LA DECISIONE, ha confermato ieri il Pd, spetta tutta e solo a Conte. Ma il premier dovrà muoversi con perizia e cautela, perché non può permettersi di incamminarsi sul percorso di guerra che lo aspetta con ulteriori divisioni e nuovi malumori alle spalle. Per il 7 gennaio dovrà aver chiuso la partita della prescrizione, con una mediazione fra Pd e Movimento 5 Stelle che ancora non si profila. Subito dopo dovrà svolgere una missione altrettanto ardua sul fronte delle concessioni autostradali o la conversione del Milleproroghe sarà a massimo rischio. Senza dimenticare due capitoli delicatissimi ancora aperti: le autonomie e l’Ilva.

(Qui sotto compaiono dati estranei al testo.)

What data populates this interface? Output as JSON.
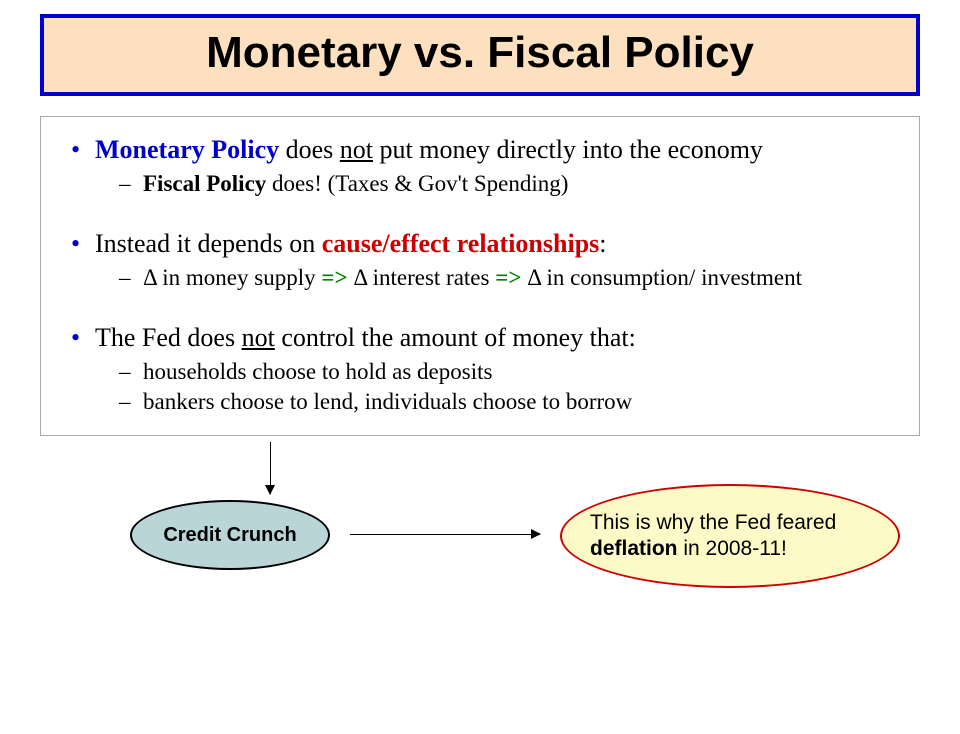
{
  "title": "Monetary vs. Fiscal Policy",
  "bullets": {
    "b1": {
      "lead": "Monetary Policy",
      "mid": " does ",
      "not": "not",
      "tail": " put money directly into the economy",
      "sub1_lead": "Fiscal Policy",
      "sub1_tail": " does! (Taxes & Gov't Spending)"
    },
    "b2": {
      "lead": "Instead it depends on ",
      "red": "cause/effect relationships",
      "tail": ":",
      "sub1_a": "Δ in money supply ",
      "sub1_arrow1": "=>",
      "sub1_b": " Δ interest rates ",
      "sub1_arrow2": "=>",
      "sub1_c": " Δ in consumption/ investment"
    },
    "b3": {
      "lead": "The Fed does ",
      "not": "not",
      "tail": " control the amount of money that:",
      "sub1": "households choose to hold as deposits",
      "sub2": "bankers choose to lend, individuals choose to borrow"
    }
  },
  "diagram": {
    "credit_label": "Credit Crunch",
    "note_a": "This is why the Fed feared ",
    "note_bold": "deflation",
    "note_b": " in 2008-11!"
  },
  "colors": {
    "title_border": "#0000cc",
    "title_bg": "#fde0c0",
    "bullet_marker": "#0000cc",
    "red": "#cc0000",
    "green": "#008000",
    "ellipse_bg": "#b9d5d7",
    "note_bg": "#fdfac8",
    "note_border": "#cc0000"
  }
}
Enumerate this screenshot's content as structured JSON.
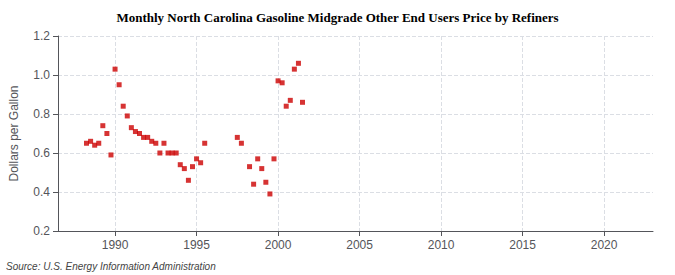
{
  "chart_data": {
    "type": "scatter",
    "title": "Monthly North Carolina Gasoline Midgrade Other End Users Price by Refiners",
    "ylabel": "Dollars per Gallon",
    "source": "Source: U.S. Energy Information Administration",
    "color": "#cc0000",
    "marker": "square",
    "grid": true,
    "xlim": [
      1986.5,
      2023
    ],
    "ylim": [
      0.2,
      1.2
    ],
    "xticks": [
      1990,
      1995,
      2000,
      2005,
      2010,
      2015,
      2020
    ],
    "yticks": [
      0.2,
      0.4,
      0.6,
      0.8,
      {
        "value": 1.0,
        "label": "1.0"
      },
      1.2
    ],
    "x": [
      1988.25,
      1988.5,
      1988.75,
      1989.0,
      1989.25,
      1989.5,
      1989.75,
      1990.0,
      1990.25,
      1990.5,
      1990.75,
      1991.0,
      1991.25,
      1991.5,
      1991.75,
      1992.0,
      1992.25,
      1992.5,
      1992.75,
      1993.0,
      1993.25,
      1993.5,
      1993.75,
      1994.0,
      1994.25,
      1994.5,
      1994.75,
      1995.0,
      1995.25,
      1995.5,
      1997.5,
      1997.75,
      1998.25,
      1998.5,
      1998.75,
      1999.0,
      1999.25,
      1999.5,
      1999.75,
      2000.0,
      2000.25,
      2000.5,
      2000.75,
      2001.0,
      2001.25,
      2001.5
    ],
    "values": [
      0.65,
      0.66,
      0.64,
      0.65,
      0.74,
      0.7,
      0.59,
      1.03,
      0.95,
      0.84,
      0.79,
      0.73,
      0.71,
      0.7,
      0.68,
      0.68,
      0.66,
      0.65,
      0.6,
      0.65,
      0.6,
      0.6,
      0.6,
      0.54,
      0.52,
      0.46,
      0.53,
      0.57,
      0.55,
      0.65,
      0.68,
      0.65,
      0.53,
      0.44,
      0.57,
      0.52,
      0.45,
      0.39,
      0.57,
      0.97,
      0.96,
      0.84,
      0.87,
      1.03,
      1.06,
      0.86
    ]
  }
}
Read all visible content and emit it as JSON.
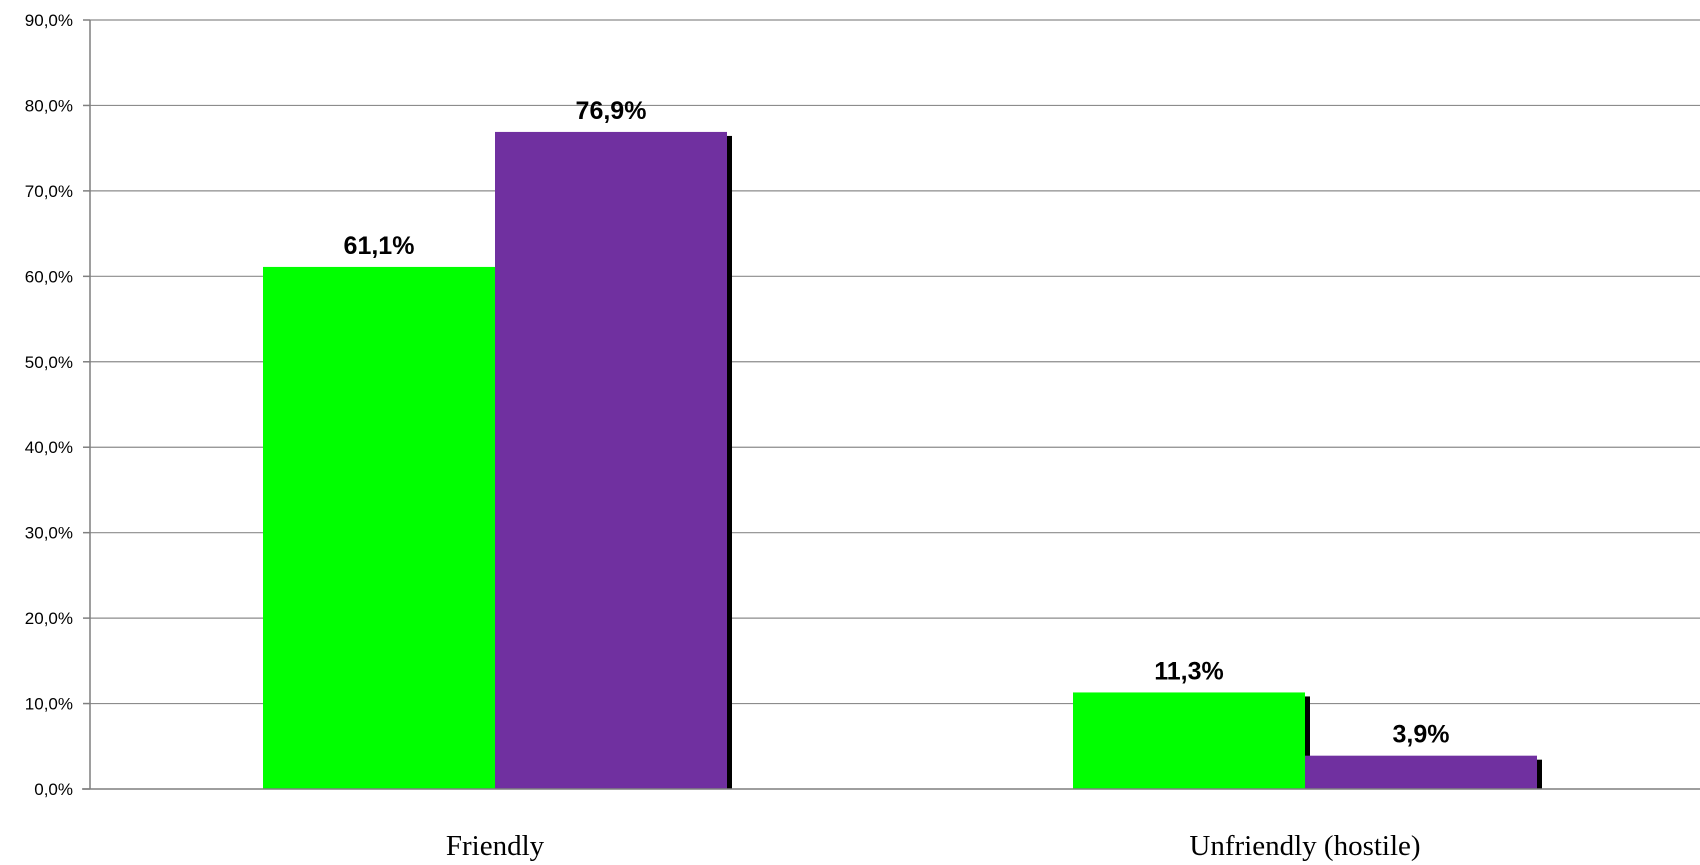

Il 12 gennaio, salvo ripensamenti di qualche senatore, verrà indetto il referendum sulla riforma costituzionale. Pochi giorni dopo la Consulta si esprimerà sul referendum elettorale della Lega. Nell’improbabile ma non impossibile eventualità che il quesito sia ammesso la spinta verso le elezioni subito sarà impetuosa. Poi, il 20 gennaio, arriverà il voto della giunta sull’autorizzazione a procedere contro Matteo Salvini e il 26 si apriranno le urne in Emilia-Romagna e Calabria.
Una sfida del genere, con un seggio vacante al governo o con troppi malumori alle spalle, il premier proprio non può affrontarla.